In the comments to last night's Wizards game, the esteemed two4larue brought up a comparison to the 1979-83 era Blazers, and David Halberstam's classic book The Breaks Of The Game, which describes in sometimes painful but always compelling detail, that time in team history.

It indeed seemed like there were parts of that book that could be used just as well to describe the mood that's around the Blazers now. An avalanche of injuries. Coaches and star players questioned by fans. Dashed expectations of a dynasty and tense atmospheres around losing streaks. So okay kids, it's time to play "guess the season!"  Quotes with names removed after the jump.



For the team, the news was worse and worse.
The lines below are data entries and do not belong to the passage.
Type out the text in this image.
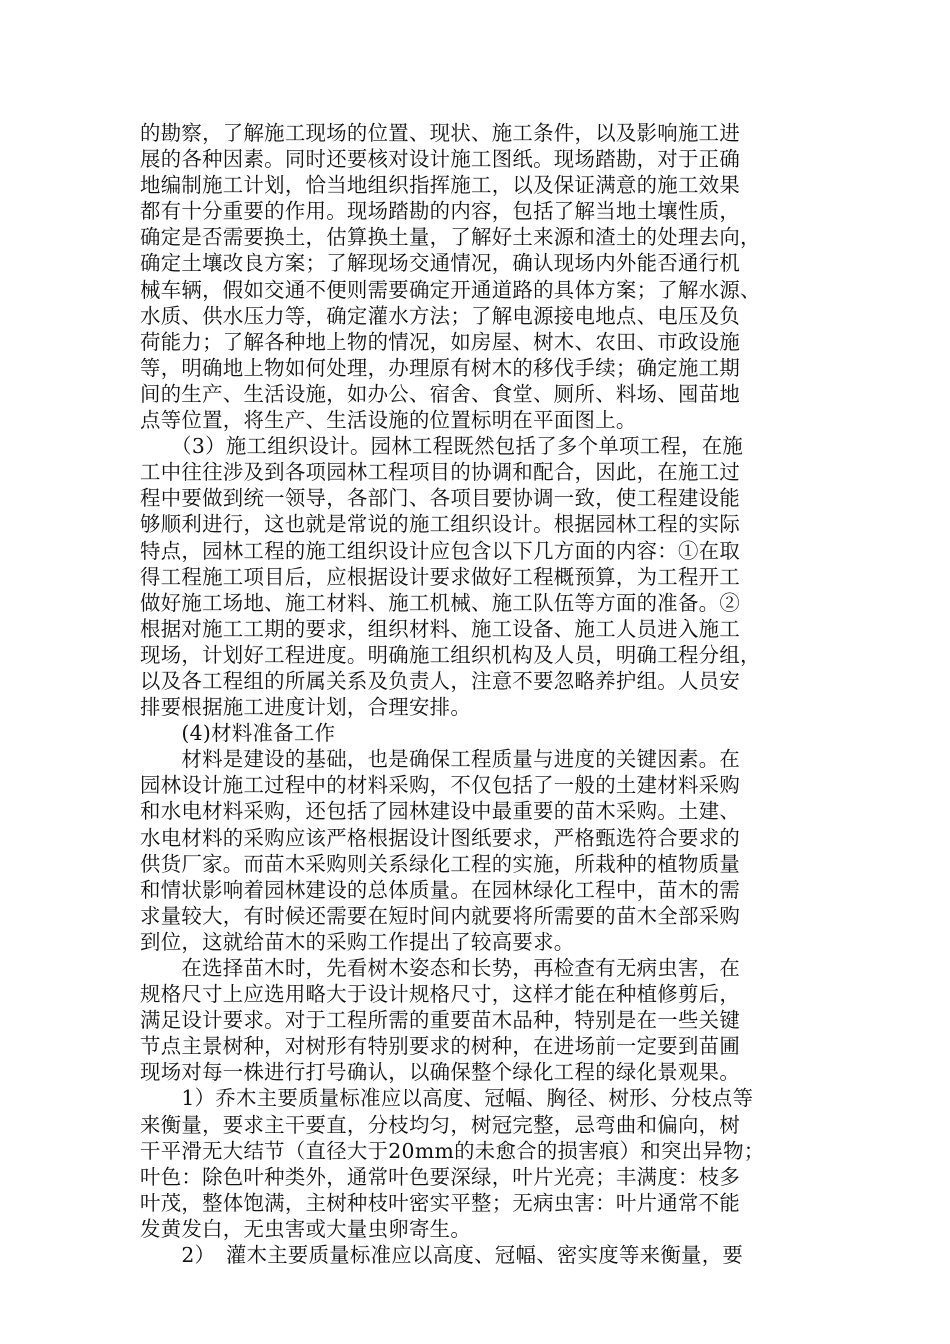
的勘察，了解施工现场的位置、现状、施工条件，以及影响施工进
展的各种因素。同时还要核对设计施工图纸。现场踏勘，对于正确
地编制施工计划，恰当地组织指挥施工，以及保证满意的施工效果
都有十分重要的作用。现场踏勘的内容，包括了解当地土壤性质，
确定是否需要换土，估算换土量，了解好土来源和渣土的处理去向，
确定土壤改良方案；了解现场交通情况，确认现场内外能否通行机
械车辆，假如交通不便则需要确定开通道路的具体方案；了解水源、
水质、供水压力等，确定灌水方法；了解电源接电地点、电压及负
荷能力；了解各种地上物的情况，如房屋、树木、农田、市政设施
等，明确地上物如何处理，办理原有树木的移伐手续；确定施工期
间的生产、生活设施，如办公、宿舍、食堂、厕所、料场、囤苗地
点等位置，将生产、生活设施的位置标明在平面图上。
　　（3）施工组织设计。园林工程既然包括了多个单项工程，在施
工中往往涉及到各项园林工程项目的协调和配合，因此，在施工过
程中要做到统一领导，各部门、各项目要协调一致，使工程建设能
够顺利进行，这也就是常说的施工组织设计。根据园林工程的实际
特点，园林工程的施工组织设计应包含以下几方面的内容：①在取
得工程施工项目后，应根据设计要求做好工程概预算，为工程开工
做好施工场地、施工材料、施工机械、施工队伍等方面的准备。②
根据对施工工期的要求，组织材料、施工设备、施工人员进入施工
现场，计划好工程进度。明确施工组织机构及人员，明确工程分组，
以及各工程组的所属关系及负责人，注意不要忽略养护组。人员安
排要根据施工进度计划，合理安排。
　　(4)材料准备工作
　　材料是建设的基础，也是确保工程质量与进度的关键因素。在
园林设计施工过程中的材料采购，不仅包括了一般的土建材料采购
和水电材料采购，还包括了园林建设中最重要的苗木采购。土建、
水电材料的采购应该严格根据设计图纸要求，严格甄选符合要求的
供货厂家。而苗木采购则关系绿化工程的实施，所栽种的植物质量
和情状影响着园林建设的总体质量。在园林绿化工程中，苗木的需
求量较大，有时候还需要在短时间内就要将所需要的苗木全部采购
到位，这就给苗木的采购工作提出了较高要求。
　　在选择苗木时，先看树木姿态和长势，再检查有无病虫害，在
规格尺寸上应选用略大于设计规格尺寸，这样才能在种植修剪后，
满足设计要求。对于工程所需的重要苗木品种，特别是在一些关键
节点主景树种，对树形有特别要求的树种，在进场前一定要到苗圃
现场对每一株进行打号确认，以确保整个绿化工程的绿化景观果。
　　1）乔木主要质量标准应以高度、冠幅、胸径、树形、分枝点等
来衡量，要求主干要直，分枝均匀，树冠完整，忌弯曲和偏向，树
干平滑无大结节（直径大于20mm的未愈合的损害痕）和突出异物；
叶色：除色叶种类外，通常叶色要深绿，叶片光亮；丰满度：枝多
叶茂，整体饱满，主树种枝叶密实平整；无病虫害：叶片通常不能
发黄发白，无虫害或大量虫卵寄生。
　　2）　灌木主要质量标准应以高度、冠幅、密实度等来衡量，要
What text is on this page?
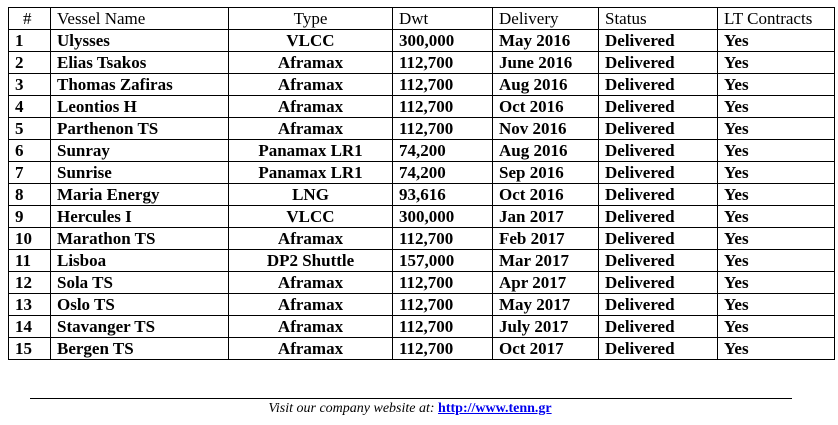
#	Vessel Name	Type	Dwt	Delivery	Status	LT Contracts
1	Ulysses	VLCC	300,000	May 2016	Delivered	Yes
2	Elias Tsakos	Aframax	112,700	June 2016	Delivered	Yes
3	Thomas Zafiras	Aframax	112,700	Aug 2016	Delivered	Yes
4	Leontios H	Aframax	112,700	Oct 2016	Delivered	Yes
5	Parthenon TS	Aframax	112,700	Nov 2016	Delivered	Yes
6	Sunray	Panamax LR1	74,200	Aug 2016	Delivered	Yes
7	Sunrise	Panamax LR1	74,200	Sep 2016	Delivered	Yes
8	Maria Energy	LNG	93,616	Oct 2016	Delivered	Yes
9	Hercules I	VLCC	300,000	Jan 2017	Delivered	Yes
10	Marathon TS	Aframax	112,700	Feb 2017	Delivered	Yes
11	Lisboa	DP2 Shuttle	157,000	Mar 2017	Delivered	Yes
12	Sola TS	Aframax	112,700	Apr 2017	Delivered	Yes
13	Oslo TS	Aframax	112,700	May 2017	Delivered	Yes
14	Stavanger TS	Aframax	112,700	July 2017	Delivered	Yes
15	Bergen TS	Aframax	112,700	Oct 2017	Delivered	Yes
Visit our company website at: http://www.tenn.gr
The one thing that [Blazer coach] had hoped for, the late-season return of [Blazer center], was now out of the question. Toward the end of November, [Blazer doctor] had taken [Blazer center] to be examined by Swiss specialists who had pioneered the operation he had undergone. The specialists reported that [Blazer center] was making very good progress, that the operation was a success and that when he returned to play he would have lost none of his exceptional speed. But they warned against his trying to come back too soon and putting too much strain on a leg that was possibly not fully healed. He was now almost surely out for the season ....


Too close for comfort? Let's try:

Three nights later they played in Chicago. [Important Blazer Player's] knees were hurting more and more. The right knee had gotten worse game by game and now the left was beginning to hurt. It was all right when the knees were warmed up but the pain after the game, as they cooled down, was becoming more than he could handle. It was also affecting his game. In the Indiana game he could not jump and when he ran down the court his knees were always in pain when he reached the other end ... he was losing increments of flex every day ... That meant he was a standup basketball player.

Or, even ...

For suddenly the team went into a slump. A few defeats became, as they can in basketball, a psychological state. A slump was particularly dangerous to this team; for it was without a true core of its own, and without either a defined personality or great talent. On its best nights a lineup hastily patched together of overachievers could wear down more gifted athletes. Now, with injuries, there was less and less relief for most of the players, fewer options for the coach; under the pressure of defeat, there was a greater danger of the Portland players playing not so much strong as tight.



(Some quotes slightly truncated)

This isn't to say that things are so dark now for the Blazers as they were in those years. But sometimes looking back can lend some perspective or even a little fan-misery catharsis.

I've been a reader since the days of Dave's old blog, and sometime amateur-grade commenter here, but this is my first fanpost. And I hate to finally contribute one at such a depressing time! But for those fans who still haven't read it, this book may end up as required summer reading for those trying to make sense of a season going wrong. But it may also remind you that things aren't so bad and this team has seen much worse.